Python3 support by Nuitka is upcoming
This is kind of semi-interesting news for you Python3 lovers. My “Python compiler Nuitka” has been supporting the language somewhat, but in the next release it’s going to be complete.
Support for annotations, unicode variable names, keyword only arguments, starred assignments, exception chaining plus causes, and full support for new meta classes all have been added. So Python3.2 is covered now too and passing the test suite on about the same level as with Python2.6 and Python2.7 already.

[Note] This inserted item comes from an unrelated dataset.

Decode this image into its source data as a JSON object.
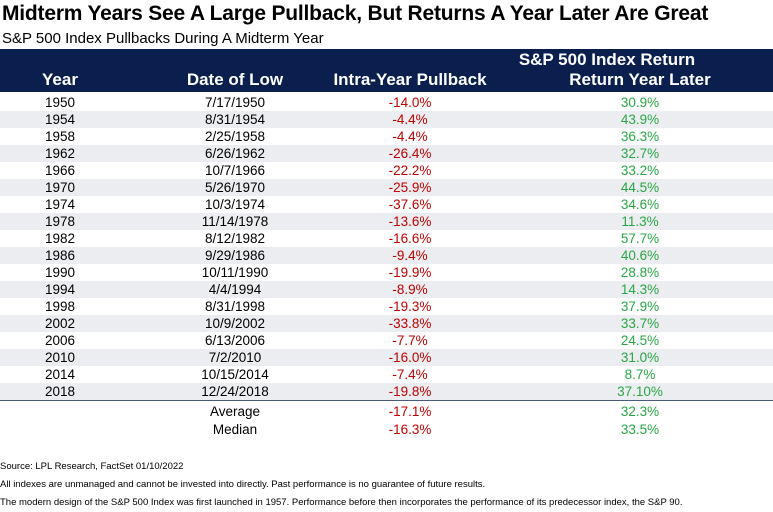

I readied this while working on optimization, which is also seeing some progress, that I will report on another day. Plus it’s “available now on PyPI” too. At the time of this writing, there is pre-releases there, but after next release, there will only stable releases published.
My quick take on the Python3 that I saw:
Keyword Only Arguments
Now seriously. I didn’t miss that. And I am going to hate the extra effort it causes to implement argument parsing. And when I looked into default handling, I was just shocked:
def f( some_arg = function1(), *, some_key_arg = function2() )
What would you expect the evaluation order to be for defaults? I raised a CPython “bug report” about it. And I am kind of shocked this could be wrong.
Annotations
def f( arg1 : c_types.c_int, arg2 : c_types.c_int ) -> c_types.c_long
return arg1+arg2
That looks pretty promising. I had known about that already, and I guess, whatever “hints” idea, we come up with Nuitka, it should at least allow this notation. Unfortunately, evaluation order of annotations is not that great either. I would expected them to come first, but they come last. Coming last, they kind of come too late to accept do anything with defaults.
Unicode Variables
Now great. While it’s one step closer to “you can’t re-enter any identifier without copy&paste”, it is also a whole lot more consistent, if you come e.g. from German or French and need only a few extra letters. And there has to be at least one advantage to making everything unicode, right?
Exception Chaining
Gotta love that. Exception handlers are often subject to bit rot. They will themselves contain errors, when they are actually used, hiding the important thing that happened. No more. That’s great.
The exception causes on the other hand, might be useful, but I didn’t see them a lot yet. That’s probably because they are too new.
Starred Assigns
I was wondering already, why that didn’t work before.
a, *b = something()
Metaclass __prepare__
That’s great stuff. Wish somebody had thought about meta classes that way from the outset.
nonlocal
Yeah, big stuff. I love it. Also being able to write closure variables is great for consistency.
Conclusion
Nothing ground breaking. Nothing that makes me give up on Python2.7 yet, but a bunch of surprises. And for Nuitka, this also found bugs and corner cases, where things were not yet properly tested. The Python3 test suite, inspired the finding of some obscure compatibility problems for sure.
Overall, it’s possible to think of Python2 and Python3 as still the same language with only minor semantic differences. These can then be dealt with re-formulations into the simpler Python that Nuitka optimization deals with internally.
I for my part, am still missing the print
statement. But well, now
Python3 finds them when I accidentally check them in. So that’s kind of
a feature for as long as I develop in Python2.6/2.7 language.
Now if one of you would help out with Python3.3, that would be great. It would be about the new dictionary implementation mostly. And maybe finding a proper re-formulation for “yield from” too.